Affin Hwang Capital Research has downgraded its market earnings per share (EPS) growth estimate for 2018 to negative 0.6%, compared to 4.7% in the second quarter 2018 (2Q18) roundup, with the plantation, utilities and transportation sectors accounting for most of the downgrades.

The EPS growth estimate for 2019 has also been reduced to 6.4% from 8.4% in the 2Q18 roundup.

On a brighter note, the research house said most of the sectors with overweight ratings continued to register earnings growth, while stock rating upgrades in 3Q18 exceeded downgrades, possibly indicating the benchmark FTSE Bursa Malaysia KLCI Index (FBM KLCI) has found its bottom.

As such, it maintains market overweight and 2018 year-end target of 1,845 points for FBM KLCI.

“Notably, the negative EPS growth estimate for 2018 takes us back to the years of 2015 and 2016 when the market registered an EPS decline of 1.6% and 2% respectively.

“Nevertheless, while the broader market continues to see weaker earnings, the earnings momentum for the KLCI 30 companies is still positive

and we are still projecting 2018 and 2019 EPS growth of 3.1% and 3.2% respectively,” it said in a strategy research note last Tuesday.

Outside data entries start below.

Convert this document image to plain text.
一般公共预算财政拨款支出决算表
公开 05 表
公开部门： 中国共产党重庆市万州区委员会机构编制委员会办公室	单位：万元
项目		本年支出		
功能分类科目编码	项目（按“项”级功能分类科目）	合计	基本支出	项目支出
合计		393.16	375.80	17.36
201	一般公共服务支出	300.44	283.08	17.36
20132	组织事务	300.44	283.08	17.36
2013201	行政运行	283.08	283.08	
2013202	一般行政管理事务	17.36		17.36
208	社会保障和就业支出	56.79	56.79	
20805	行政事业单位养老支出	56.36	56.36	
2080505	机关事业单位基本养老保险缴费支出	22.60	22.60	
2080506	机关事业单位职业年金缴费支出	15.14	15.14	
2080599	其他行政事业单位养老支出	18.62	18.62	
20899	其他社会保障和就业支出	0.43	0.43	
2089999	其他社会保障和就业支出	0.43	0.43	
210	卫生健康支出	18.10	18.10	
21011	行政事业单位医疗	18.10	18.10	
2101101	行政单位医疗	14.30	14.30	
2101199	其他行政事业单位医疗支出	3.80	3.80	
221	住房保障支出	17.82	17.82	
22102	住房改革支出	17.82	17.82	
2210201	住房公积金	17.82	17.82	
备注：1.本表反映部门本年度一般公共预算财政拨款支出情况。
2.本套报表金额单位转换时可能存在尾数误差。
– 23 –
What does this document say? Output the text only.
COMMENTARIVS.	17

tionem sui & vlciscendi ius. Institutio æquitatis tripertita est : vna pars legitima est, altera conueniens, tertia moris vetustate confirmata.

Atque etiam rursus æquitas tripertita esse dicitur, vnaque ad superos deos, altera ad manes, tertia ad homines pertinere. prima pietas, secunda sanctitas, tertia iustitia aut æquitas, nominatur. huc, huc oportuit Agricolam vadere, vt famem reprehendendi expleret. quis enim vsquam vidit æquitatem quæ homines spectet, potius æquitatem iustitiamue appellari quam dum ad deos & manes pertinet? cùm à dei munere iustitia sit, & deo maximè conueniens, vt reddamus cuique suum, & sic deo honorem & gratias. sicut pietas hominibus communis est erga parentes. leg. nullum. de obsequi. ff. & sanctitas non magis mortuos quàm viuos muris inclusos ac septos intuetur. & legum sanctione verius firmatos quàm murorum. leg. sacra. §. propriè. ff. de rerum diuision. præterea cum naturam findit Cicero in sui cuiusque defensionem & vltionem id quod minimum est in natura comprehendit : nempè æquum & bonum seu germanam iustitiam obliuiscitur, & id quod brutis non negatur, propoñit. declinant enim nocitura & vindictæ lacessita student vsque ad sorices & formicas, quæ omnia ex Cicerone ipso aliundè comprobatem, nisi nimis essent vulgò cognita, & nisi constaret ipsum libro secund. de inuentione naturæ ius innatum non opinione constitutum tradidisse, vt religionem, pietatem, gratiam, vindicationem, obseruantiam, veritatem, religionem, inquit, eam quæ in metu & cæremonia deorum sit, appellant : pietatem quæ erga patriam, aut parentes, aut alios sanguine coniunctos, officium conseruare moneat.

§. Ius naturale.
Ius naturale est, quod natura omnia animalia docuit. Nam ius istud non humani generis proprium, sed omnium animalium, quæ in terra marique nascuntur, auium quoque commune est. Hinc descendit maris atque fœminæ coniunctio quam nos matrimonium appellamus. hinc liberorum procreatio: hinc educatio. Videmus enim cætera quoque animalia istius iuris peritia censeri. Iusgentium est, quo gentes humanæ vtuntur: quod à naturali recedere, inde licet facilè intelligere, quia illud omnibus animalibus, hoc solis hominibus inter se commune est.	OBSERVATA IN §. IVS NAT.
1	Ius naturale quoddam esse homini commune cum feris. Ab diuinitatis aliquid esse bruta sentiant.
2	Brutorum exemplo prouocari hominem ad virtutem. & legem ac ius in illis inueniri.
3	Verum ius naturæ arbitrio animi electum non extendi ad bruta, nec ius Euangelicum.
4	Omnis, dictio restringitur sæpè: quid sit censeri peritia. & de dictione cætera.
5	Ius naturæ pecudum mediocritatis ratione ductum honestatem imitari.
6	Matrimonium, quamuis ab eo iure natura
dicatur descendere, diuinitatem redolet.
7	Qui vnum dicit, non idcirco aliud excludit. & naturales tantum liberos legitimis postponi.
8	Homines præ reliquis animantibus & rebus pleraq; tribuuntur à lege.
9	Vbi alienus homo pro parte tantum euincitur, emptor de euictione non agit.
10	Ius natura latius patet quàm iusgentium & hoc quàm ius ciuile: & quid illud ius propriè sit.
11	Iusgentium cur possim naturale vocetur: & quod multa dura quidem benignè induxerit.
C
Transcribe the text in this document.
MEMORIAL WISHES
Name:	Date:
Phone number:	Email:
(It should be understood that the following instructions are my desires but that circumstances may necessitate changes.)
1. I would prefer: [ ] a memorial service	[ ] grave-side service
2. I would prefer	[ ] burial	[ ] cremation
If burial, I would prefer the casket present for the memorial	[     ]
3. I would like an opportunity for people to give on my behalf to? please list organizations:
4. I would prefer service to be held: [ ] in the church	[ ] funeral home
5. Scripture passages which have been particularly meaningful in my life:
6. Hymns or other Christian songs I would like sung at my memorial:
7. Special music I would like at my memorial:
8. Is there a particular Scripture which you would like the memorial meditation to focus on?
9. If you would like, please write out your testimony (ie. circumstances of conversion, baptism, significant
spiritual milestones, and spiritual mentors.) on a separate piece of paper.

Affin Hwang Capital remains overweight on eight of the 18 sectors under its coverage, namely banks and financials, gaming, healthcare, insurance, rubber products, utilities, auto and auto parts, and oil and gas.

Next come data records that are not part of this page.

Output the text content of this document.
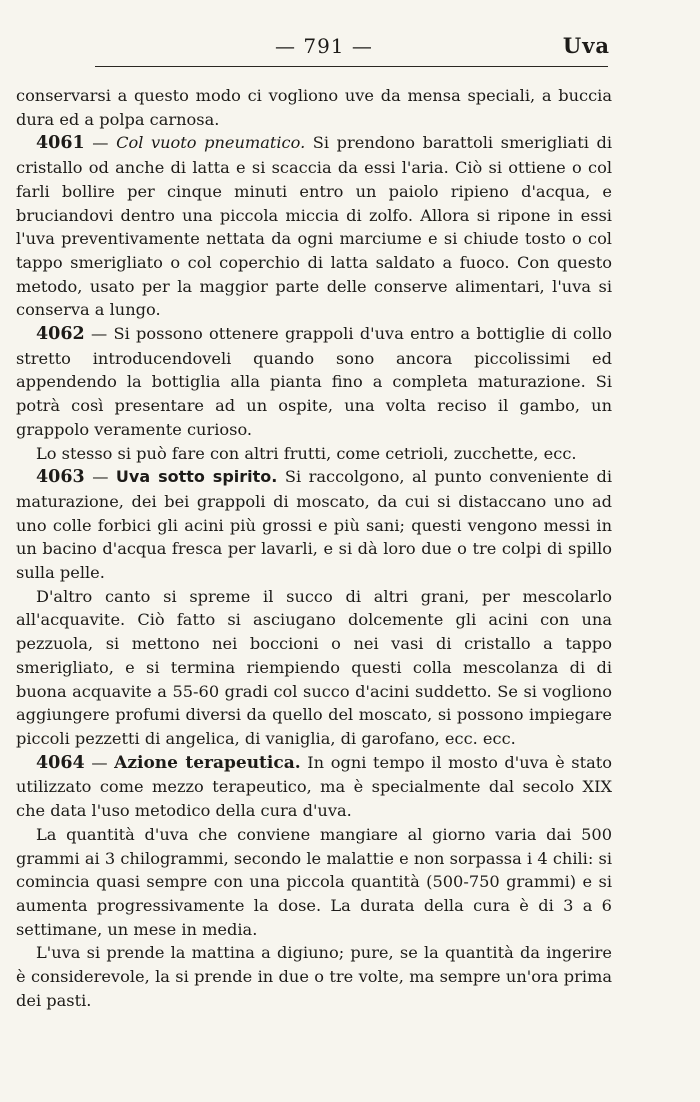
— 791 —	Uva

conservarsi a questo modo ci vogliono uve da mensa speciali, a buccia dura ed a polpa carnosa.

4061 — Col vuoto pneumatico. Si prendono barattoli smerigliati di cristallo od anche di latta e si scaccia da essi l'aria. Ciò si ottiene o col farli bollire per cinque minuti entro un paiolo ripieno d'acqua, e bruciandovi dentro una piccola miccia di zolfo. Allora si ripone in essi l'uva preventivamente nettata da ogni marciume e si chiude tosto o col tappo smerigliato o col coperchio di latta saldato a fuoco. Con questo metodo, usato per la maggior parte delle conserve alimentari, l'uva si conserva a lungo.

4062 — Si possono ottenere grappoli d'uva entro a bottiglie di collo stretto introducendoveli quando sono ancora piccolissimi ed appendendo la bottiglia alla pianta fino a completa maturazione. Si potrà così presentare ad un ospite, una volta reciso il gambo, un grappolo veramente curioso.

Lo stesso si può fare con altri frutti, come cetrioli, zucchette, ecc.

4063 — Uva sotto spirito. Si raccolgono, al punto conveniente di maturazione, dei bei grappoli di moscato, da cui si distaccano uno ad uno colle forbici gli acini più grossi e più sani; questi vengono messi in un bacino d'acqua fresca per lavarli, e si dà loro due o tre colpi di spillo sulla pelle.

D'altro canto si spreme il succo di altri grani, per mescolarlo all'acquavite. Ciò fatto si asciugano dolcemente gli acini con una pezzuola, si mettono nei boccioni o nei vasi di cristallo a tappo smerigliato, e si termina riempiendo questi colla mescolanza di di buona acquavite a 55-60 gradi col succo d'acini suddetto. Se si vogliono aggiungere profumi diversi da quello del moscato, si possono impiegare piccoli pezzetti di angelica, di vaniglia, di garofano, ecc. ecc.

4064 — Azione terapeutica. In ogni tempo il mosto d'uva è stato utilizzato come mezzo terapeutico, ma è specialmente dal secolo XIX che data l'uso metodico della cura d'uva.

La quantità d'uva che conviene mangiare al giorno varia dai 500 grammi ai 3 chilogrammi, secondo le malattie e non sorpassa i 4 chili: si comincia quasi sempre con una piccola quantità (500-750 grammi) e si aumenta progressivamente la dose. La durata della cura è di 3 a 6 settimane, un mese in media.

L'uva si prende la mattina a digiuno; pure, se la quantità da ingerire è considerevole, la si prende in due o tre volte, ma sempre un'ora prima dei pasti.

It does not make any changes to its ‘Top Buy’ calls which include Malayan Banking Bhd, Serba Dinamik Holdings Bhd, UMW Holdings Bhd, Tenaga Nasional Bhd, Kossan Rubber Industries Bhd, KPJ Healthcare Bhd, AEON Credit Service (M) Bhd and QL Resources Bhd.

For the small/mid-cap space, Affin Hwang Capital favours Globetronics Technology Bhd and Supermax Corp Bhd.

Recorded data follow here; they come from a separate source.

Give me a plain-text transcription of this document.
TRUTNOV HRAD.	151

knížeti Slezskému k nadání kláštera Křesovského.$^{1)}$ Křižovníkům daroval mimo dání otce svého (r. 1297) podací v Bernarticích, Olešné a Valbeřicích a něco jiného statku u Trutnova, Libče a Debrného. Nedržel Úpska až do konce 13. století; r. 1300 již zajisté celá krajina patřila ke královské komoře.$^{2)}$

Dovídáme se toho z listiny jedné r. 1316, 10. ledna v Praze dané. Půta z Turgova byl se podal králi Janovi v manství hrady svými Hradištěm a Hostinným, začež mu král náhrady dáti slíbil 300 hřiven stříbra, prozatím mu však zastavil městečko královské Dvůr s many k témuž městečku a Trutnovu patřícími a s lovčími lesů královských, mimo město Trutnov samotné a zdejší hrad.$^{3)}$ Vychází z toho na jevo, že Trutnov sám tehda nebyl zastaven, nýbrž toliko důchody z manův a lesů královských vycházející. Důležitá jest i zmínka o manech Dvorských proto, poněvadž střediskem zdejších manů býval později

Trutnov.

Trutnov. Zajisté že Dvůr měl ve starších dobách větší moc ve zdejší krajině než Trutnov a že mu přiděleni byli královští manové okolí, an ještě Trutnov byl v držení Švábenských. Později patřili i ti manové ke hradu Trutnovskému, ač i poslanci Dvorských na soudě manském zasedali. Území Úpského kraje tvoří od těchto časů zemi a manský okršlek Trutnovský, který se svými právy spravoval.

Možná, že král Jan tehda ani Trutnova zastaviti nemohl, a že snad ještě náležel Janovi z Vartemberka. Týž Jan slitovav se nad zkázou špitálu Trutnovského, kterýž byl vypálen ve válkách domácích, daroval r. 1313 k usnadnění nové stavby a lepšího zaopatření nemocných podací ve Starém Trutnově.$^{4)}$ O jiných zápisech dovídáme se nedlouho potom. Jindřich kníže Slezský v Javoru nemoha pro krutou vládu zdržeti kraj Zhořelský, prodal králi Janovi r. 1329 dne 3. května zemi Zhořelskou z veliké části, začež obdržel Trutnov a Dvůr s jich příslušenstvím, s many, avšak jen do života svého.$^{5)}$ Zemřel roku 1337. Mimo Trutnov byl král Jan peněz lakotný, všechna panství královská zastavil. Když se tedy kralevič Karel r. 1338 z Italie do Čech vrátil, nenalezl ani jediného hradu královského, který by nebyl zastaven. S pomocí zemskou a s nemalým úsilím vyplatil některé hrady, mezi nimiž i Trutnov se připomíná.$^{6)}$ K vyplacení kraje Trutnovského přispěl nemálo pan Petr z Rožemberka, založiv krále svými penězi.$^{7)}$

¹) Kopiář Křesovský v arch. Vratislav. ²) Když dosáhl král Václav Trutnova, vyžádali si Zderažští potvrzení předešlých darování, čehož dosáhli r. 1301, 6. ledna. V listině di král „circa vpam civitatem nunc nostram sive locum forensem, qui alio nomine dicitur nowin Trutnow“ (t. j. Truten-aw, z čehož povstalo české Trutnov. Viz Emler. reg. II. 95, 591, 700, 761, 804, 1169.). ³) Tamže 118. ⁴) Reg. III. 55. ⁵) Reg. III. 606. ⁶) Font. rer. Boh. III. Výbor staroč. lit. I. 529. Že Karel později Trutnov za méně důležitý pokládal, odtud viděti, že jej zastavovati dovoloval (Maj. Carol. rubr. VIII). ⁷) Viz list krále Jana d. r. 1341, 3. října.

The research firm removed Lafarge Malaysia Bhd from its ‘Top Sell’ list as it thinks the cement maker’s stock price has bottomed out.

As such, it replaces Lafarge with AirAsia X Bhd which it thinks will likely underperform due to the high fuel cost and intense competition.

The investment bank said large-cap stocks continued to outperform their smaller peers in terms of earnings delivery.

Of the KLCI component companies under coverage, 53.8% reported earnings that were in line with expectations (compared to 36.1% for its entire coverage of 119 stocks).

While this ratio was lower compared to 2Q18, it was surprised by the number of large-cap companies that beat expectations this quarter including DiGi.Com Bhd, Maxis Bhd, Telekom Malaysia Bhd, RHB Bank Bhd, Malaysia Airports Holdings Bhd and Petronas Chemicals Group Bhd.

The benchmark FBM KLCI closed at 1,680.54 last Friday, lower by 2.8 points or 0.17%, amid overnight losses in the US market.